Sunday, May 1, 2011

Media's anti-nuclear hysteria exposed (revised)

Radiation leaks from the northern Japan plant, which was severely damaged by the massive earthquake and tsunami on March 11, have made it the world's worst nuclear crisis since the Chernobyl disaster 25 years ago.
As the situation at Japan's Fukushima Daiichi nuclear powerplant slowly winds down, the salient facts remain the same as they have been throughout: nobody has suffered or will suffer any radiological health consequences. Economic damage and inconvenience resulting from the quake's effects on nuclear power have been significant, but tiny in comparison to all other human activities – the nuclear power plants in the stricken region have suffered less damage and caused less trouble to local residents than anything else that was there.

Despite this background, the details of which are now largely uncontested, hysteria continues to grip large sections of the news media and the internet.
At times, close to reactor buildings on the Daiichi site, radiation dose rates as high as 1,000 millisievert/hour have been recorded by remote instruments.
[...]
But these were in fact very brief spikes right next to a damaged core, resulting mostly from very short-lived isotopes that were decaying before they could drift beyond the plant fence. Nobody at all has been exposed to such levels.

Note that the 2nd excerpt above is from an article published on March 31st, when the media's hysteria was much worse than it is now. I wish I had stumbled onto Lewis Page's articles sooner, because they're excellent antidotes to the media's British-run Greenie propaganda and psywar. Another of his articles exposes the media-fostered notion that the radiation levels near the plant are dangerous.

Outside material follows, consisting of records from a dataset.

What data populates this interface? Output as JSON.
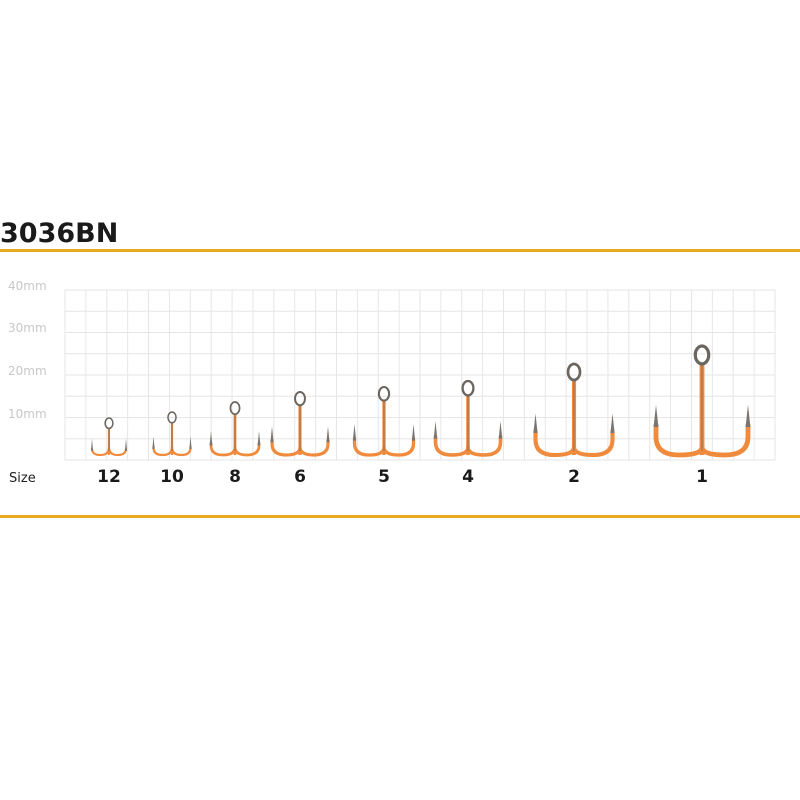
{
  "title": "3036BN",
  "scale_labels": [
    "40mm",
    "30mm",
    "20mm",
    "10mm"
  ],
  "size_label": "Size",
  "sizes": [
    "12",
    "10",
    "8",
    "6",
    "5",
    "4",
    "2",
    "1"
  ]
}
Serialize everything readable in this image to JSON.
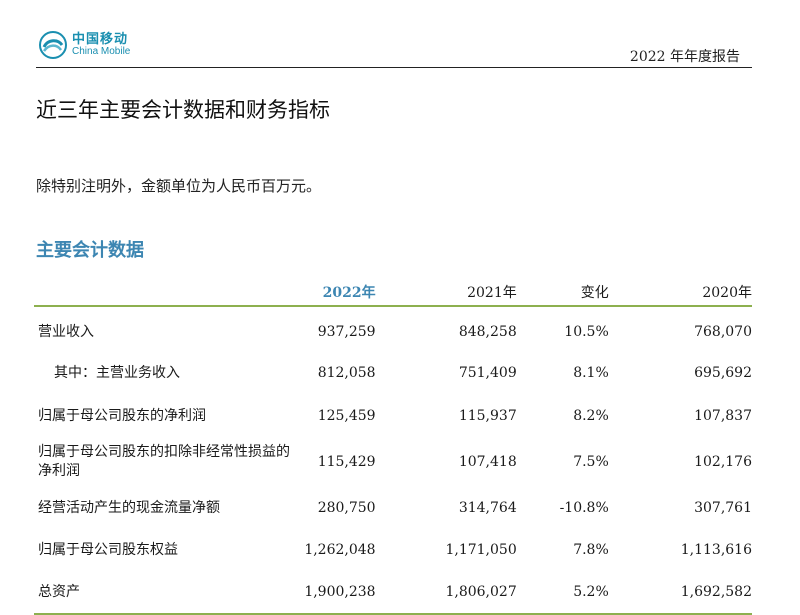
{
  "header": {
    "logo_cn": "中国移动",
    "logo_en": "China Mobile",
    "report_title": "2022 年年度报告",
    "brand_color": "#1a8fb0"
  },
  "page_heading": "近三年主要会计数据和财务指标",
  "note": "除特别注明外，金额单位为人民币百万元。",
  "section_heading": "主要会计数据",
  "table": {
    "columns": [
      "",
      "2022年",
      "2021年",
      "变化",
      "2020年"
    ],
    "rows": [
      {
        "label": "营业收入",
        "y2022": "937,259",
        "y2021": "848,258",
        "change": "10.5%",
        "y2020": "768,070"
      },
      {
        "label": "其中：主营业务收入",
        "y2022": "812,058",
        "y2021": "751,409",
        "change": "8.1%",
        "y2020": "695,692"
      },
      {
        "label": "归属于母公司股东的净利润",
        "y2022": "125,459",
        "y2021": "115,937",
        "change": "8.2%",
        "y2020": "107,837"
      },
      {
        "label": "归属于母公司股东的扣除非经常性损益的净利润",
        "y2022": "115,429",
        "y2021": "107,418",
        "change": "7.5%",
        "y2020": "102,176"
      },
      {
        "label": "经营活动产生的现金流量净额",
        "y2022": "280,750",
        "y2021": "314,764",
        "change": "-10.8%",
        "y2020": "307,761"
      },
      {
        "label": "归属于母公司股东权益",
        "y2022": "1,262,048",
        "y2021": "1,171,050",
        "change": "7.8%",
        "y2020": "1,113,616"
      },
      {
        "label": "总资产",
        "y2022": "1,900,238",
        "y2021": "1,806,027",
        "change": "5.2%",
        "y2020": "1,692,582"
      }
    ]
  },
  "colors": {
    "accent_blue": "#3d86b2",
    "rule_green": "#8db04f"
  }
}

The fact is that nobody has died - or will die - of radiation released by the recent disaster, and there is no good reason to evacuate the area around the plant. Clearly, the British oligarchy is pressuring the Japanese government to evacuate the area in order to provide "evidence" to support its anti-nuclear hysteria ("see what nuclear power causes?"), and probably to prevent recovery there as long as possible.